Checkmate - Dorothy Dunnett [354]
The eyes of Marthe, looking past him, had met the steady look of the silent astrologer, and stayed on him. ‘Allowed?’ said Marthe. ‘I have finished with asking permission for what I do and what I think. I have finished with being dispatched scurrying from errand to errand. I am my own mistress now. I am going to move the pieces. I am going to direct the end of the game.’
Her voice was raised, as if in anger, but the voice of Nostradamus, answering her, was perfectly calm. ‘If you wish to carry this paper from France and deliver it into Lord Culter’s hands,’ he said, ‘I know of no power which would stop you, unless an earthly one.’
‘And that,’ said Daniel Hislop, ‘is the first totally accurate prediction I have ever had the pleasure of listening to. Give me that.’
‘No,’ said Marthe. ‘No. You will get hurt. It is none of your business. You fool, if I can deal with Jerott, don’t you imagine I can defend my own …’
He nearly had the paper then; his finger and thumb on her outflung wrist; his other hand hard on her neck. Then she brought out her left hand, with the dagger in it, and struck him once, and twice, and three times, until he fell.
She stood gasping, while in a flutter of black, Nostradamus knelt quickly and touched him. The blood, silvered with dust, jumped and slid over the floorboards. Marthe said, ‘I had to.’
‘A knife for the bloody shoulder-blades,’ said Danny’s voice thinly from beside the astrologer’s knees. ‘You and your brother. You don’t have to be so God-damned thorough.’
Marthe looked down, the hilt gripped hard in her fist. Beneath the floss of fine hair, the freckles overcast Danny’s white face like flotsam; but it was not the face of a man who was dying.
‘He was wearing steel under his shirt,’ said Nostradamus. ‘But he won’t walk for a while, or use his shoulder.’
‘I never trust bastards either,’ Danny said hoarsely. ‘Marthe. You owe me something. Take the advice of a well-wisher. Leave that paper alone.’
‘I had to,’ said Marthe again. She looked at Nostradamus. ‘You could look after him? That is … You are staying?’
‘I am not leaving France,’ said Nostradamus. ‘My part in the prophecy is fulfilled. Yours has still to come. Whatever made you think you were free?’
‘And the end?’ Marthe said. ‘Do you know it?’
‘We all die,’ said Nostradamus. ‘The man you love. The man who loves you. The man you married. But because of you there will be something, I promise you, by which men will know Francis Crawford has been.’
*
She left in an hour, alone, in the plain clothes of a merchant, with a merchant’s safe-conduct in her saddlebags. And in the breast of her shirt was the scroll from the house of Doubtance, freshly packeted, and sealed, in bitter whimsy, with the crest of her husband’s ring.
On the week-long ride to Dieppe no one followed her, and no power of heaven or of earth prevented her sailing, although storms delayed her departure and drove her ship finally from port after port, before stranding her in the roads outside Dover. There her patience ran out, and when they sent a boat to the town for fresh water, she had herself and her bags put ashore by it. She was engaged in buying a horse when two customars, strolling up, asked her to come with them into their office.

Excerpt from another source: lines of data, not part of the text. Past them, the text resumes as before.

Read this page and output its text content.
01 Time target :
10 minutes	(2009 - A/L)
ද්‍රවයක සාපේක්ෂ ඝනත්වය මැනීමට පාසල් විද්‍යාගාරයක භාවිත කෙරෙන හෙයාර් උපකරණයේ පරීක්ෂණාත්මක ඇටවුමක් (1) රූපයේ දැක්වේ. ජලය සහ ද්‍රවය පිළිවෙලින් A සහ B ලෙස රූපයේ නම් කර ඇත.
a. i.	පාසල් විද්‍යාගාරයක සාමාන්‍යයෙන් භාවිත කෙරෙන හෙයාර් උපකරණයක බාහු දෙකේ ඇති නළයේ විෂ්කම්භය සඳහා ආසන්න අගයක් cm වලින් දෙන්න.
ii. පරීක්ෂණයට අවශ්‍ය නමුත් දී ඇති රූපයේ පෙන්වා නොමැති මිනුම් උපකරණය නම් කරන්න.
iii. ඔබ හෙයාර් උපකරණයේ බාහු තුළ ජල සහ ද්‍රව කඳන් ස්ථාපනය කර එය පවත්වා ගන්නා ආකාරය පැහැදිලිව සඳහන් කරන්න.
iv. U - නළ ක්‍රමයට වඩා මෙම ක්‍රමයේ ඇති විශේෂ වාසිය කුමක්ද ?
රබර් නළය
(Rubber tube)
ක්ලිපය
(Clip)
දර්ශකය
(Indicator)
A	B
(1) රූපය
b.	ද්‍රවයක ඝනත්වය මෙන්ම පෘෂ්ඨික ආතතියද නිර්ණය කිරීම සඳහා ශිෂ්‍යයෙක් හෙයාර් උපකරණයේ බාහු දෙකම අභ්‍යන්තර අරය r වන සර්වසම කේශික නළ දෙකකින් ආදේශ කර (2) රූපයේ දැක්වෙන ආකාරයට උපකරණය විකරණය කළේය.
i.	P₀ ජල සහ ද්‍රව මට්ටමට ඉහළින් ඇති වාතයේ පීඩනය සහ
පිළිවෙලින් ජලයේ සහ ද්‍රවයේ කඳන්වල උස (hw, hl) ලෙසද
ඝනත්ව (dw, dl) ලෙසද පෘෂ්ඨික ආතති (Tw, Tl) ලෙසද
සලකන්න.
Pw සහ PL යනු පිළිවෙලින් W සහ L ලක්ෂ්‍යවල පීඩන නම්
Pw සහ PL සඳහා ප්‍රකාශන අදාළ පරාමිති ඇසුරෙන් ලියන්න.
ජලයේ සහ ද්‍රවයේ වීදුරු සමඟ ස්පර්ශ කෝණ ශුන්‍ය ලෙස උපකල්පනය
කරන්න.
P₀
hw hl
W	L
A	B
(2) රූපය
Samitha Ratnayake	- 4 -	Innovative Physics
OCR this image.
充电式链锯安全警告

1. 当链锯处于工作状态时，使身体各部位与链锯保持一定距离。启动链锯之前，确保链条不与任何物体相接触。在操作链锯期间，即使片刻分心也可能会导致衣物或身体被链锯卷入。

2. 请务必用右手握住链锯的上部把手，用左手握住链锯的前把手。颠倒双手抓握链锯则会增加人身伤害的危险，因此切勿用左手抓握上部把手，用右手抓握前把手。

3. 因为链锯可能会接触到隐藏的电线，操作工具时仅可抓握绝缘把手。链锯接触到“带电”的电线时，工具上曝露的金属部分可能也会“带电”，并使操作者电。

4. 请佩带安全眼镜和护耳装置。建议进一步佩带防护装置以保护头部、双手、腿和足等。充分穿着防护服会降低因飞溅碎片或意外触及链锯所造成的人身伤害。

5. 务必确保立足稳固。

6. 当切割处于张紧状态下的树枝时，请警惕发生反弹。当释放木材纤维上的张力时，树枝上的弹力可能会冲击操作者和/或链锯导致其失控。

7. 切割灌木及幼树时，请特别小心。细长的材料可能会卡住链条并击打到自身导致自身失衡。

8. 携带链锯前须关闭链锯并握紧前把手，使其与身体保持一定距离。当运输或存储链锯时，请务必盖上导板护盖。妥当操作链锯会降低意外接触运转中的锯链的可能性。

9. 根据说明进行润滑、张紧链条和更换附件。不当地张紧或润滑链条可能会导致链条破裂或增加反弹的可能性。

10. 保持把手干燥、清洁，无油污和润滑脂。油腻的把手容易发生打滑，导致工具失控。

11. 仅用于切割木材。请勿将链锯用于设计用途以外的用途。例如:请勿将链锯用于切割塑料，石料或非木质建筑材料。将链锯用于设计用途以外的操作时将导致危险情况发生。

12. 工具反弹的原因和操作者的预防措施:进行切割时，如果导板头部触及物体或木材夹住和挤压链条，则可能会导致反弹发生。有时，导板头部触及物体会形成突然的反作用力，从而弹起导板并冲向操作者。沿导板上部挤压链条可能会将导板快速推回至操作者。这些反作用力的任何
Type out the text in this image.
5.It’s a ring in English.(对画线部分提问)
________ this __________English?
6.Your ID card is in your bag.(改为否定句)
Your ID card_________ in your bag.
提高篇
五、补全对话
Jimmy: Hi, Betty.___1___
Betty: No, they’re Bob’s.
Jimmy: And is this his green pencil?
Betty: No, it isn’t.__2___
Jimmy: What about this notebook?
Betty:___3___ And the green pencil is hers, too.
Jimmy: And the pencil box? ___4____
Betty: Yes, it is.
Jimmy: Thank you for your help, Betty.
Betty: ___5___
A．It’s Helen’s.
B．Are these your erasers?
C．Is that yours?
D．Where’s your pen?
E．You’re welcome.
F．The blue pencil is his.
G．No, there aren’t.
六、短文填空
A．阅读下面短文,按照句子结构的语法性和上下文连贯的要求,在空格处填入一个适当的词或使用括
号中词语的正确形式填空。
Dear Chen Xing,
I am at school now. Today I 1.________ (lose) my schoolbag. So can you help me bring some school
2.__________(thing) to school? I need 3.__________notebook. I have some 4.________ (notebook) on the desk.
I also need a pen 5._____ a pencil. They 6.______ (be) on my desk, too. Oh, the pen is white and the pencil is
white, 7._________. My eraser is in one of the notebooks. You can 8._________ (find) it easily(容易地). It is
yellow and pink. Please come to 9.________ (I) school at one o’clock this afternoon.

Searchers and customars are not always honest men, and she took thought for her saddlebags, but not for the paper she carried. Nor could she have known, unless the Lennoxes had told her, that wherever she had made landfall, one man or two would have stopped her, and thrust her, as now, into an empty cell, and turning the key, made her their prisoner.
*
The storms which delayed the Réal on her journey north were more erratic. After the fourth unexplained sojourn in harbour, Richard Crawford sought out the master and demanded an accounting. He had not known his brother was on deck until halfway through the seaman’s obliging explanations, when Francis said agreeably, ‘When did the wind change?’